Okay. I reckon I'm with the heathen NY Times reviewer who says early on:

Spirituality is about the ineffable and unprovable, science about the physical world of demonstrable fact. Faced with two such contradictory enterprises, divergence would be a better goal.

It's like mixing ice cream with concrete, if you ask me. The mixture is gonna taste like shit, and you sure as hell wouldn't want to build a bridge out of it.

Look, I've somewhat revised my views that religious thinking and scientific thinking don't go well together in a single human head. I used to think that it was due to the human capacities of compartmentalization and denial. But I read Newton in the past year, which revealed just how much wacky crap one of the greatest scientific minds to ever have lived believed in. For instance, Sir Isaac Newton was big into alchemy.

So now I'm going to backtrack from stuff I've asserted before. I don't think religious thought is necessarily an impediment to logical or scientific thought. In fact, it may actually be beneficial. There may very well be a sweet spot between skepticism and gullibility that allows for the kinds of intuitive and creative leaps that great scientists make. In other words, the willingness to believe wacky shit may be a necessary frame of mind to come up with interesting theories in the first place.

But I still hold the position that as institutions, their goals, methodologies, and outlooks are, as the reviewer put it, divergent.

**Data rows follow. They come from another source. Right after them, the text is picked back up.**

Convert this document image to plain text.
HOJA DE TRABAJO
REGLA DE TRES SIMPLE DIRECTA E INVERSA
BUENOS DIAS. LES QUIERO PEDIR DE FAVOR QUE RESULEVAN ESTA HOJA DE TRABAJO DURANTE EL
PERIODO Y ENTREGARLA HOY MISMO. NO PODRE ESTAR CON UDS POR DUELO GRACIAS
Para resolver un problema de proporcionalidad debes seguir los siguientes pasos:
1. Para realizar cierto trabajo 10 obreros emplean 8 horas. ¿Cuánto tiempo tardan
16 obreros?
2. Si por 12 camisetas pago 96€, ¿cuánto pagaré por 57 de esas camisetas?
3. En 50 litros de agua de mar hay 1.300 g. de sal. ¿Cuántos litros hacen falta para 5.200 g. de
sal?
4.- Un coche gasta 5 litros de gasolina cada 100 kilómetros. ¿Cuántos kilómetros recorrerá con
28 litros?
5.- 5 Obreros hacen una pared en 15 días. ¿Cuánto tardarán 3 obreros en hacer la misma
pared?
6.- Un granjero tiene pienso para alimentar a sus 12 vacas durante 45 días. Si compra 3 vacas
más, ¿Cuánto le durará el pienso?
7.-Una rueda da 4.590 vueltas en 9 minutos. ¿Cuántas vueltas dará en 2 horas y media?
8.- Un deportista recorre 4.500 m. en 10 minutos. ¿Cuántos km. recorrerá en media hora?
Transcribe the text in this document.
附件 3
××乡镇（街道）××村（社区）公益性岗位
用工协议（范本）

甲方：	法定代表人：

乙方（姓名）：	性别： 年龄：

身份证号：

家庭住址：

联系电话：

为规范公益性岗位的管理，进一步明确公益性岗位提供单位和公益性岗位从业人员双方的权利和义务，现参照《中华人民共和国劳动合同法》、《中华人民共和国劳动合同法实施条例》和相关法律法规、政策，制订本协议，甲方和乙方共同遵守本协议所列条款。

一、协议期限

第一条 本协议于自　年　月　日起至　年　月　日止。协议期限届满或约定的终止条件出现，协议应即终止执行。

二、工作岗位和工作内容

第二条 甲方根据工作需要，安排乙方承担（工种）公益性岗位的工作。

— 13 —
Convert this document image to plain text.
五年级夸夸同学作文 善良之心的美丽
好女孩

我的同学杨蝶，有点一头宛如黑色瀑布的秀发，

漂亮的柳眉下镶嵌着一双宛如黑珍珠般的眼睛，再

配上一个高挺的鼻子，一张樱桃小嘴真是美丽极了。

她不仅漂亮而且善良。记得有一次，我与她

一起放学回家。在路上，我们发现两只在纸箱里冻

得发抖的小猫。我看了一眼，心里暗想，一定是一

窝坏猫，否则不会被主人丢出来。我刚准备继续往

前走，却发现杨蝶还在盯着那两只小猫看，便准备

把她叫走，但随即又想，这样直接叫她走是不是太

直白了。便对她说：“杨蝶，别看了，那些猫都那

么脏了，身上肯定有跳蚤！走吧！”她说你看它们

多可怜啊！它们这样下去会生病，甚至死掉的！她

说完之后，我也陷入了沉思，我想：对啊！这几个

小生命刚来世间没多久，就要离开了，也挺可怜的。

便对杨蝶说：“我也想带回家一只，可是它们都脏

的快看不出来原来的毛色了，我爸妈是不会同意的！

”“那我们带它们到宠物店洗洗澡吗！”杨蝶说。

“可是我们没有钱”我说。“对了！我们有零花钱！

For example, his holiness says he embraces science, but here are two examples of mushy thinking:

Though he professes to accept evolutionary theory, he recoils at one of its most basic tenets: that the mutations that provide the raw material for natural selection occur at random. Look deeply enough, he suggests, and the randomness will turn out to be complexity in disguise - "hidden causality," the Buddha's smile. There you have it, Eastern religion's version of intelligent design.

This idea of events taking place in the universe without a consciousness driving them, thought it may well be the case, is definitely not a scientific viewpoint.

And it's funny that the topic of my last entry comes up:

He also opposes physical explanations for consciousness, invoking instead the existence of some kind of irreducible mind stuff, an idea rejected long ago by mainstream science.

Ha! The Dalai Lama is no sir. I guess he's a dualist, though I'll probably never find out since I'm not gonna read his book.

But one last thing to chew on...if mainstream science has rejected such views, then why the hell is the Dalai Lama giving the inaugural address at the Society of Neuroscience conference this November?